ÉDITORIAL. En quelques lignes publiées sur sa page Facebook, la ministre de l’Économie et des Finances, Mariama Ciré Sylla, a envoyé un signal qui mérite d’être salué. Dans un pays où la question de la bonne gouvernance financière reste au cœur des attentes, son discours sur la surfacturation, les marchés de gré à gré et la discipline budgétaire sonne comme une promesse de rupture. Une posture qui vient conforter la démarche engagée par le Premier ministre Amadou Oury Bah pour passer au peigne fin les contrats conclus par l’État depuis 2021.
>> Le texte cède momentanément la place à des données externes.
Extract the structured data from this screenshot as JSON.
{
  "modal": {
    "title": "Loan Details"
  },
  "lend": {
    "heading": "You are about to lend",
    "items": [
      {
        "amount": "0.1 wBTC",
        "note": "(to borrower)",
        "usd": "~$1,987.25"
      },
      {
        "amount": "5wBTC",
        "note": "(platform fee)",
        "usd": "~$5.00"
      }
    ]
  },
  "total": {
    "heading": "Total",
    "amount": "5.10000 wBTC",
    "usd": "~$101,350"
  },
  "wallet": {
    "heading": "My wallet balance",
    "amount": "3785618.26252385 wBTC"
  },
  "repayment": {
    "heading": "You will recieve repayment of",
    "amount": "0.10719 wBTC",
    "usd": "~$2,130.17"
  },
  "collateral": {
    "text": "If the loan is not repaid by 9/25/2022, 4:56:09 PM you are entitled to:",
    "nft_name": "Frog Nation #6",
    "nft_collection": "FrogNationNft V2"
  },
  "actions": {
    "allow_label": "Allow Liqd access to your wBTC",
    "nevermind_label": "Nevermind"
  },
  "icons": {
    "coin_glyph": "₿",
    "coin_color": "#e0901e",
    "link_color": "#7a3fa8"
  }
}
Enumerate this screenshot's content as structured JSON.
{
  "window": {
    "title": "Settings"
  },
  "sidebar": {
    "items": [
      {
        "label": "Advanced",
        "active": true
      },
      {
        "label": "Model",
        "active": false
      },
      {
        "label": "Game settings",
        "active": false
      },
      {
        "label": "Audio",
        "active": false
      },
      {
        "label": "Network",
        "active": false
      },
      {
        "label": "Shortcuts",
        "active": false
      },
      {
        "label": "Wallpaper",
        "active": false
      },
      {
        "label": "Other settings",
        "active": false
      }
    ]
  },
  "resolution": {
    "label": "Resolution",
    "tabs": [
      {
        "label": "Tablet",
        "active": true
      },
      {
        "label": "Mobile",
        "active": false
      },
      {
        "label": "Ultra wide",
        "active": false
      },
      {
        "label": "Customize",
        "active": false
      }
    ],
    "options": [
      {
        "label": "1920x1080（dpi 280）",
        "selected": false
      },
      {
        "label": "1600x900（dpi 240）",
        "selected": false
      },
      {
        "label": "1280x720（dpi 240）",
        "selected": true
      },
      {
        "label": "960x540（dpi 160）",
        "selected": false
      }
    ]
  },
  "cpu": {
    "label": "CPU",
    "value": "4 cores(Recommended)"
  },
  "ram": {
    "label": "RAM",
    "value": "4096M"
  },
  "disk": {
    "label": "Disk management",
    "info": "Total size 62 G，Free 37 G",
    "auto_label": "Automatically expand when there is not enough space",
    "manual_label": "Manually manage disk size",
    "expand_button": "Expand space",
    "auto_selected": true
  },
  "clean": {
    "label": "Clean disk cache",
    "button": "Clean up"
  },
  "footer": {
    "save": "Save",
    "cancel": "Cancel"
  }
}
Il faut parfois savoir reconnaître les discours qui portent une ambition. Celui de Mariama Ciré Sylla en est un.
La ministre de l’Économie et des Finances n’a pas choisi la langue de bois. Elle a parlé de corruption, de surfacturation, de marchés de gré à gré injustifiés et de gaspillage des ressources publiques. Des mots forts, mais surtout des mots qui traduisent une volonté : remettre la gestion des finances publiques au service exclusif de l’intérêt général.
« La corruption ne vole pas seulement l’argent à l’État, elle vole des écoles, des routes, des emplois et des années de développement », rappelle-t-elle.
Cette phrase, à elle seule, résume tout le combat que devrait mener une administration moderne. Car derrière chaque franc mal dépensé, ce sont des infrastructures qui tardent à sortir de terre, des services publics qui manquent de moyens et des générations entières qui paient le prix de la mauvaise gouvernance.
Une ministre qui assume ses responsabilités
À la tête du portefeuille des finances, Mariama Ciré Sylla occupe une position stratégique. Elle est l’une des gardiennes de la caisse publique, mais également l’une des principales interlocutrices de la Guinée auprès des grandes institutions financières internationales.
À ce titre, son discours sur la discipline budgétaire n’est pas anodin. Il traduit une volonté de donner davantage de crédibilité à la gestion financière de l’État et de rassurer les partenaires techniques et financiers sur la détermination de la Guinée à améliorer la gouvernance de ses ressources.
Sa sortie intervient, surtout, dans le sillage de l’instruction du Premier ministre Amadou Oury Bah demandant aux différents départements de transmettre les contrats passés depuis 2021.
Cette initiative, qui pourrait permettre de mieux examiner les conditions de passation et d’exécution de certains marchés publics, trouve ainsi un écho particulièrement fort dans les propos de la ministre.
« Chaque franc public doit être géré avec rigueur »
Le mérite de Mariama Ciré Sylla est aussi de placer le débat au-delà des simples chiffres budgétaires.
Lorsqu’elle affirme que « chaque franc public doit être géré avec rigueur et transparence », la ministre rappelle une évidence que l’administration ne devrait jamais perdre de vue : l’argent de l’État n’appartient à personne en particulier. Il appartient à la collectivité.
La lutte contre la surfacturation ne doit donc pas être perçue comme une simple opération comptable. Elle constitue un combat pour l’efficacité de l’action publique.
Et sur ce terrain, la ministre mérite d’être encouragée.
Car il est facile de parler de développement, de promettre des routes, des écoles, des hôpitaux ou des emplois. Il est beaucoup plus courageux de s’attaquer aux mécanismes qui peuvent faire grimper artificiellement les coûts des projets publics et réduire, au bout du compte, l’impact des investissements de l’État.
Une parole qui doit désormais devenir des actes
Mariama Ciré Sylla le dit avec fermeté : « Le temps des pratiques qui appauvrissent l’État est révolu. C’est terminé. »
Voilà une déclaration qui engage.
La balle est désormais dans le camp de l’administration. Car la meilleure manière de donner du crédit à cette promesse sera de la traduire en actes : davantage de contrôle, plus de transparence dans les marchés publics, une traçabilité renforcée des dépenses et, surtout, des responsabilités clairement établies lorsque des irrégularités sont constatées.
La ministre a donc raison de hausser le ton. Elle a raison de rappeler que la discipline budgétaire est une condition de la souveraineté économique. Elle a surtout raison de faire comprendre que la Guinée ne pourra financer durablement son développement si elle laisse ses ressources se perdre dans les méandres de la mauvaise gestion.
Mariama Ciré Sylla donne ainsi l’image d’une argentière qui veut tenir fermement les cordons de la bourse publique. Dans une période où la Guinée nourrit de grandes ambitions économiques, cette rigueur est non seulement souhaitable : elle est indispensable.
À elle désormais, avec l’ensemble du gouvernement, de faire de cette belle déclaration un véritable principe de gouvernance. Car en matière de finances publiques, les discours peuvent séduire, mais ce sont les économies réalisées, les détournements évités et les projets mieux exécutés qui finiront par convaincre.